The IMISCOE PhD Training Committee hosted the second session for the new PhD Academy cohort on 4 December 2025, which also served as their first interactive workshop. The two-hour session brought together doctoral researchers from the IMISCOE PhD Academy for a lively and reflective exchange, with the dual aim of mapping the many stages of the PhD journey and fostering a sense of closeness within the cohort by creating space for participants to get to know one another and each other’s research more deeply.
Titled The Rebel’s Guide to PhD Life, the workshop combined research-informed insights, personal stories and observations, and collective reflection. Rather than offering prescriptive advice, the session invited participants to critically engage with the conditions shaping doctoral life and to reflect on how they wish to navigate them. The themes addressed included motivations for pursuing a PhD; the institutional structures and power relations that frame academic work; collaboration and co-creation with supervisors and peers; time management and priority setting; nurturing creativity and joy; navigating academic ‘rules of the game’ while remaining true to one’s values; writing in the age of AI; dealing with failure, rejection, and disagreement; sustaining health and well-being; and imagining the usefulness of a PhD beyond academia.
Nilay Kılınç prepared the workshop materials and led the presentation, grounding each theme in existing research. This included, for example, what empirical studies reveal about doctoral experiences, what psychological research suggests about creativity, hobbies and well-being, and how emerging scholarship addresses the role of AI in academic writing. Across 48 slides, the presentation also introduced practical tools and resources that may support PhD researchers in their everyday work, such as time-management and organisational apps, short videos for stretching and eye exercises, as well as an annotated list of 25 academic references intended as introductory reading. These materials were shared with participants after the session as a resource they can return to throughout their PhD.
Each thematic block was accompanied by a facilitated discussion led by Nomkhosi Mbatha, who guided participants through a series of creative and open-ended questions designed to prompt reflexivity and peer exchange. Participants were invited to reflect on questions such as how their interest and passion for their topic developed, why their research matters to them personally, when and why time management becomes challenging, and what practices or tools they use to cultivate creativity in their everyday lives. These discussions created an atmosphere of openness, allowing participants to share experiences that are often left unspoken in more formal training settings.
The idea of the ‘rebel’ was invoked quite deliberately, and very much in a constructive spirit. Rebellion, in this sense, was not about railing against, but about taking the time to stop and think: to understand how the system works, what its rules and constraints are, and then to decide consciously how one wishes to operate within them. It is about knowing where you stand, what you care about, and what sort of scholar you want to become.

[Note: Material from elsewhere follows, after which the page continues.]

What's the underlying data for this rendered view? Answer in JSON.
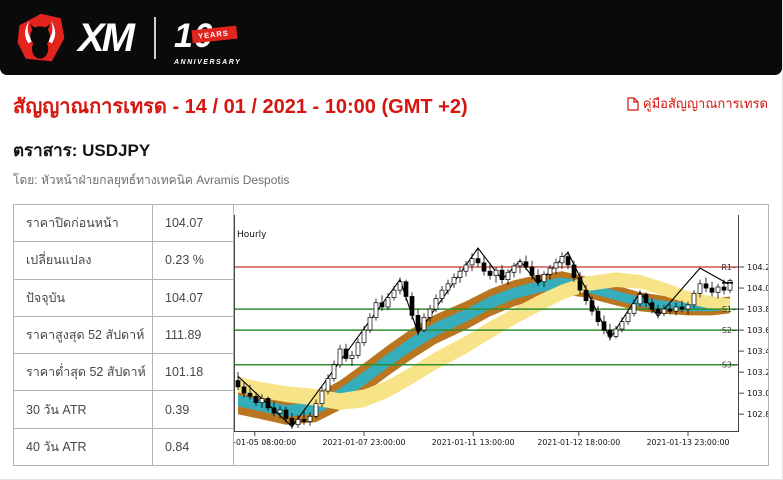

Set against a PhD landscape that is shifting rapidly, and in which early enthusiasm can all too easily collide with pressure, uncertainty and self-doubt, the workshop offered a space to reflect together and take a step towards ‘know thyself’. In doing so, it encouraged doctoral researchers to take proper ownership of their PhD journeys, combining an honest sense of self with a clear-eyed, strategic understanding of the academic world they are navigating.